Amy Grant discusses UCCU Center show, and her unexpected Christmas success
Amy Grant started making holiday albums to deflect the attention, not attract it.
There was her first Christmas album, aptly titled “A Christmas Album,” released in 1983 — which came on the heels of her breakout album “Age to Age.” Then there was 1991’s “Home for Christmas,” released after her five-times-platinum album “Heart in Motion” that same year. Her third holiday album, “A Christmas to Remember,” was recorded and released shortly after Grant’s divorce from her first husband, Gary Chapman.
“For me, the thing that I did to sidestep the limelight has become what my career is known for. It’s just so funny to me,” Grant said during a phone interview Monday. She spoke from outside a historic rehearsal space in Nashville, where she was prepping a Christmas show that comes to Utah Valley University’s UCCU Center on Tuesday. That show includes fellow Christian/contemporary recording artist Michael W. Smith (known for his 1991 hit song “Place in This World”), as well as a full symphony orchestra.
“As long as I’ve been making music, I’ve seen experienced people going, ‘Well, I want to put my spin on a holiday record,’ ” she explained. “And usually those relationships between artists and holiday music are kind of short-lived. A holiday record comes on the heels of some kind of other success.”
And yet, here Amy Grant is, 40 years into her chart-topping career, finding notoriety in the thing she initially intended as an escape of sorts.
She and Michael W. Smith became acquainted in the early 1980s when she was attending Vanderbilt University, and they later toured together in the late 1990s. Smith invited Grant to perform some Christmas shows in 2014. Things went so well, she said, that they decided to start touring together during the holidays. This is the third consecutive year they’ve taken their Christmas show on the road.
“Fifteen years had gone by (since our last tour). And we had so much fun,” Grant recalled. “I mean, there’s not many things you go back to after 15 years that feel like there’s more that can happen.”
It’s hard to believe Grant turns 57 this month. But in many ways, this Christmas tour epitomizes the many surprises she’s encountered in her 50s. According to Grant, she never expected this stage of her life to be so exciting.
“There were fun things and unexpected things early on,” she said of her early career. “But the longer you live, when you pursue different passions, you eventually have a freakishly enlarged toolkit.
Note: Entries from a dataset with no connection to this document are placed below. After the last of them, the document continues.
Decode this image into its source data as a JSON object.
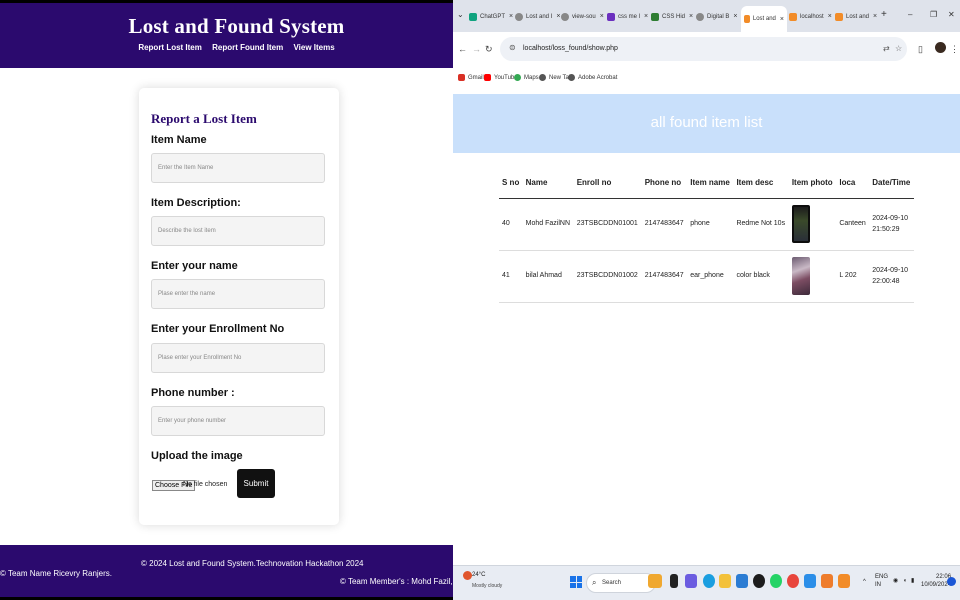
{
  "left": {
    "header": {
      "title": "Lost and Found System",
      "nav": [
        "Report Lost Item",
        "Report Found Item",
        "View Items"
      ]
    },
    "form": {
      "title": "Report a Lost Item",
      "fields": [
        {
          "label": "Item Name",
          "placeholder": "Enter the Item Name"
        },
        {
          "label": "Item Description:",
          "placeholder": "Describe the lost item"
        },
        {
          "label": "Enter your name",
          "placeholder": "Plase enter the name"
        },
        {
          "label": "Enter your Enrollment No",
          "placeholder": "Plase enter your Enrollment No"
        },
        {
          "label": "Phone number :",
          "placeholder": "Enter your phone number"
        }
      ],
      "upload_label": "Upload the image",
      "choose_file": "Choose File",
      "no_file": "No file chosen",
      "submit": "Submit"
    },
    "footer": {
      "copyright": "© 2024 Lost and Found System.Technovation Hackathon 2024",
      "team": "© Team Name Ricevry Ranjers.",
      "members": "© Team Member's : Mohd Fazil, Bila"
    }
  },
  "browser": {
    "tabs": [
      {
        "label": "ChatGPT",
        "color": "#10a37f"
      },
      {
        "label": "Lost and I",
        "color": "#888888"
      },
      {
        "label": "view-sou",
        "color": "#888888"
      },
      {
        "label": "css me l",
        "color": "#6b2fbf"
      },
      {
        "label": "CSS Hid",
        "color": "#2e7d32"
      },
      {
        "label": "Digital B",
        "color": "#888888"
      },
      {
        "label": "Lost and",
        "color": "#f28c28"
      },
      {
        "label": "localhost",
        "color": "#f28c28"
      },
      {
        "label": "Lost and",
        "color": "#f28c28"
      }
    ],
    "url": "localhost/loss_found/show.php",
    "bookmarks": [
      {
        "label": "Gmail",
        "color": "#d93025"
      },
      {
        "label": "YouTube",
        "color": "#ff0000"
      },
      {
        "label": "Maps",
        "color": "#34a853"
      },
      {
        "label": "New Tab",
        "color": "#555555"
      },
      {
        "label": "Adobe Acrobat",
        "color": "#555555"
      }
    ],
    "banner": "all found item list",
    "table": {
      "headers": [
        "S no",
        "Name",
        "Enroll no",
        "Phone no",
        "Item name",
        "Item desc",
        "Item photo",
        "loca",
        "Date/Time"
      ],
      "rows": [
        {
          "sno": "40",
          "name": "Mohd FazilNN",
          "enroll": "23TSBCDDN01001",
          "phone": "2147483647",
          "item": "phone",
          "desc": "Redme Not 10s",
          "loca": "Canteen",
          "date": "2024-09-10",
          "time": "21:50:29"
        },
        {
          "sno": "41",
          "name": "bilal Ahmad",
          "enroll": "23TSBCDDN01002",
          "phone": "2147483647",
          "item": "ear_phone",
          "desc": "color black",
          "loca": "L 202",
          "date": "2024-09-10",
          "time": "22:00:48"
        }
      ]
    },
    "taskbar": {
      "weather_temp": "24°C",
      "weather_desc": "Mostly cloudy",
      "search": "Search",
      "lang": "ENG",
      "region": "IN",
      "time": "22:06",
      "date": "10/09/2024"
    }
  }
}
Especially if you experience serial passions — like, I’ll get eaten up with some passion for two years and then I’ll go on to something else — then you combine that with all the people that you have interacted with physically and relationally. It just feels like this wild whirlwind of threads. I’m telling you, about the time your 50s roll around, those threads start getting woven back together. And it is exhilarating.”